Niles West’s engineering and automotive students will be working together with the Illinois Department of Transportation to help them solve the problem of the proposed high speed rail that will run between Chicago and St. Louis. Right now the train will travel at 110 mph and they would like to increase the speed to 220 mph. Students on this project will also be working to design some sort of electric/alternative energy automobiles that could be driven up on a parallel track in order to charge their vehicles along that route.
In Maine Township High School District 207:
The Applied Arts and Technology departments will be partnering with the Metropolitan Chicago Health Care Council, which is an organization that most area hospitals belong to. The problem they have been assigned by the MCHC pertains to ineffective immunization rates. Their challenge will be to discover why this might be happening,what can be done to educate people about the need to immunize, and how the compliance rate could be increased. Child Development, Health Care Careers and Nursing Care Technician students will be focusing on childhood immunization and the flu vaccine.

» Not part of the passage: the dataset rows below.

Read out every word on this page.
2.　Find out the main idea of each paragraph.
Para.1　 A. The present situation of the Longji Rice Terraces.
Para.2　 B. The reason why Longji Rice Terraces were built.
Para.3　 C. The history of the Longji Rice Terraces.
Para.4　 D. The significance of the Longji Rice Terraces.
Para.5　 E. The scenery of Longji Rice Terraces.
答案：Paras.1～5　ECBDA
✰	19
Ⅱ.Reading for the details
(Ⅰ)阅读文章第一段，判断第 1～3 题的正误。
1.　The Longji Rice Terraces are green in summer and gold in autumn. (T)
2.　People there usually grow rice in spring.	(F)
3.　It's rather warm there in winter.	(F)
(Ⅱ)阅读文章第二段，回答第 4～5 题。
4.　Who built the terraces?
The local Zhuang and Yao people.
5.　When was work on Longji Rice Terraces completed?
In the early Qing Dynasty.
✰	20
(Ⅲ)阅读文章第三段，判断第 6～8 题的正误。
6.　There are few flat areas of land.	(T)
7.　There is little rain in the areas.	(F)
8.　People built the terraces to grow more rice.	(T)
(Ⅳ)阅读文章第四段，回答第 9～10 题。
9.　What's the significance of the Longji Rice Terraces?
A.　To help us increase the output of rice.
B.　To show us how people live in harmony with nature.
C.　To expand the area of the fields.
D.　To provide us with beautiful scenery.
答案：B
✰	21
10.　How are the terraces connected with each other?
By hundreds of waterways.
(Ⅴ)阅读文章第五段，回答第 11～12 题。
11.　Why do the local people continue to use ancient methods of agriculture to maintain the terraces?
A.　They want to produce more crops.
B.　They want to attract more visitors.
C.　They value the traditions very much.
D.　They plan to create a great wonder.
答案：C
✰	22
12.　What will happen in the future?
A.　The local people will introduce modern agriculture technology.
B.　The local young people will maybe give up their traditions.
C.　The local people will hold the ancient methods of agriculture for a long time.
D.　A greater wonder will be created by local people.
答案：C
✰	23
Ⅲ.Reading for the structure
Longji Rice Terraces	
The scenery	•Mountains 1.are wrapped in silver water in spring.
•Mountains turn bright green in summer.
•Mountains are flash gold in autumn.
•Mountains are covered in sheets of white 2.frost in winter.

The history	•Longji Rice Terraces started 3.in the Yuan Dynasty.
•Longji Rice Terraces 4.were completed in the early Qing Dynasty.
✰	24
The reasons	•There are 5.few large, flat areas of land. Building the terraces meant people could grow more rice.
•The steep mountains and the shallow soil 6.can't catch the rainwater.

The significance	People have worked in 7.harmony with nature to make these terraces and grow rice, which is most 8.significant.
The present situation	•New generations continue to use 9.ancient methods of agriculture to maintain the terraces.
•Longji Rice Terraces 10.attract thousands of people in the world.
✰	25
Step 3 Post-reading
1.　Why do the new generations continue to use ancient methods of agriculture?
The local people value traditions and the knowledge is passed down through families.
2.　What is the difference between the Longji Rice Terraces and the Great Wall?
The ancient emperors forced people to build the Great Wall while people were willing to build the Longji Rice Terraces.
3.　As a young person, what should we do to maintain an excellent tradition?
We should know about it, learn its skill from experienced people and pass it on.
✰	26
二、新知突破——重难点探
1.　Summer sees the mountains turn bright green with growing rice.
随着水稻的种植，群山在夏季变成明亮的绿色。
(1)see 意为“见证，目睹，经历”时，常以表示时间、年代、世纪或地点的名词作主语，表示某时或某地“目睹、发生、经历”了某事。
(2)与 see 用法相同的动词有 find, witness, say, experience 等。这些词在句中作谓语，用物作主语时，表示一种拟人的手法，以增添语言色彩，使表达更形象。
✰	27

Energy Development, Planning and Management Grant: The goal of this project is to engage students in the task of evaluating the relative merits and challenges associated with renewable energy technologies available to our society in the twenty-first century. Consistent with the design process theory of engineering, District 207 students will investigate this task from a multifaceted perspective, considering the scientific, technological and social issues associated with different strategies. The project involves teachers from multiple disciplines. Dr. David Schultz, a science teacher at Maine East High School, serves as project director. Rebecca Stewart, a teacher in Maine East’s Applied Arts and Technology department, is also assisting in leading the project. Recognizing the need for increased female participation in STEM related careers, the main intent is to promote the participation of female students enrolled in the Project Lead the Way® program of pre-engineering courses. We anticipate that student interest and participation in this project will be competitive. By considering the interdisciplinary, multifaceted nature of a problem such as renewable energy, the hope is that students will develop a richer understanding of the true nature of design and problem-solving in the 21st century.
Biotechnology Grant: The goal of this project is to work in the area of Biotechnology Research and Development. Students will be immersed in the question of whether Astellas Pharma, US Inc., should move forward with research and development to create a new transplant anti-rejection drug. Approximately 115 students in Biology Accelerated classes will be considering the current topics of transplantation, cloning and alternative methods of providing organs for patients in need. In order to investigate the problem, students will be performing hands-on laboratory activities that provide opportunities for them to learn with new biotechnologies, delving into the study of immunology. The Project director is Karen Wolfe. She has experience leading teacher teams in Problem Based Learning including an ILIT team for the 2008-09 school year in partnership with Astellas Pharma. Inc. The target population is advanced freshmen biology students. These students come from diverse racial, ethnic and economic backgrounds. Overall project will be a way to generate student interest in a real world problem and provide new motivation to learn specific content areas of the Biology curriculum.